Perhaps the former situation is the true intention of HB 164. If so, it should be clearly reflected in the language of the legislation because, right now, this section of HB 164 can be interpreted in a variety of ways. Such confusion does not help Ohio’s students or schools. It only makes these situations unnecessarily messy.
3) The Religious Speech Problems (the most troubling provision)
While the coursework language has received the most attention, it is not the most problematic part of HB 164. That belongs to the religious speech provision that directs schools to engage in unconstitutional practices. Indeed, HB 164 reads:
A student enrolled in a public school may engage in religious expression before, during, and after
school hours in the same manner and to the same extent that a student is permitted to engage in
secular activities or expression before, during, and after school hours.
It is understandable this may sound to some like simply ensuring schools do not discriminate against religious speech. The reality is far more troubling.
Consider this example: A student club devoted to suicide prevention approaches the principal asking to use the school gymnasium next Tuesday at 2pm so their members can discuss this issue with their fellow classmates. At that assembly, they will talk about mental health, stress, and available resources.

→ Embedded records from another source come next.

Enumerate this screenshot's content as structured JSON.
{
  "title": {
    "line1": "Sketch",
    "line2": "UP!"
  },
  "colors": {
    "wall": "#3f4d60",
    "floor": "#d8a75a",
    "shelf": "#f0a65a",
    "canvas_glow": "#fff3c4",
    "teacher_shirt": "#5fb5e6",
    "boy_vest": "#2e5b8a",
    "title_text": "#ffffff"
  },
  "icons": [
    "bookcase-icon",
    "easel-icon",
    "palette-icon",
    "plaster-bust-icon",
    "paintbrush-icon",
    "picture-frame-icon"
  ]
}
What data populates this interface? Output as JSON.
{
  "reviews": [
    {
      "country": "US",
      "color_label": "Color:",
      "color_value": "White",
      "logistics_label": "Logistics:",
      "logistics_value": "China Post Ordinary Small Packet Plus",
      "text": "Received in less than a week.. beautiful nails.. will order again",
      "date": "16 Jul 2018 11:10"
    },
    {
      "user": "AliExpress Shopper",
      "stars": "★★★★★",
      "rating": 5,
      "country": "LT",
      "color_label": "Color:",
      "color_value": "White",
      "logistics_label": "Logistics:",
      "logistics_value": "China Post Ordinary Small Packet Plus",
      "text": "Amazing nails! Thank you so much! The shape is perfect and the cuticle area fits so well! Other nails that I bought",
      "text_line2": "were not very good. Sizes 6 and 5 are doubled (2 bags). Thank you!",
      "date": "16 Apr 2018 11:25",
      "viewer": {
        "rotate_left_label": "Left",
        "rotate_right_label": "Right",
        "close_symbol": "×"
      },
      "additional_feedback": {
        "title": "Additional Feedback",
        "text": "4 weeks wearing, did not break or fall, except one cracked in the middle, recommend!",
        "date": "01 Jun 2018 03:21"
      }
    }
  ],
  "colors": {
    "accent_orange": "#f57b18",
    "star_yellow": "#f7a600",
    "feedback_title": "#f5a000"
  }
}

Under HB 164, that same principal is required to allow a student religious club to have its own assembly, on the same topic, where their message can simply be the only correct answer for suicide prevention is to get right with God and religion. It need not even be another club making the request. It could simply be one student. Their own assembly need not even be about suicide. Under HB 164, it presumably could be about any topic, as long as it is religious in nature.
Perhaps a school allows students to use the public address system to make announcements. For example – the chess club will meet at 3pm today in Room 100, there will be a pep rally for the football team on Friday, and we need more volunteers to decorate for the homecoming dance. Under HB 164, the school must allow students to deliver religious messages – or even prayers – over that same PA system.
Indeed, such a broad, almost unlimited provision can and will include everything from yearbooks to school plays, the student newspaper, sporting events, and everything else. After all, under HB 164, such religious speech and expression must be accommodated “in the same manner and to the same extent” as non-religious speech of each and every kind. All while the public school also attempts to remain or appear neutral, as they are required. Much luck to them as they attempt to navigate this constitutional minefield.
Student religious liberties is an important issue that should be treated seriously. But, House Bill 164 is not needed. It does not accomplish what supporters say it will and actually moves Ohio the opposite direction. Schools will be sued. While we appreciate the concerns of HB 164 proponents, this bill does far more harm than good and that is why the ACLU of Ohio will continue to oppose it.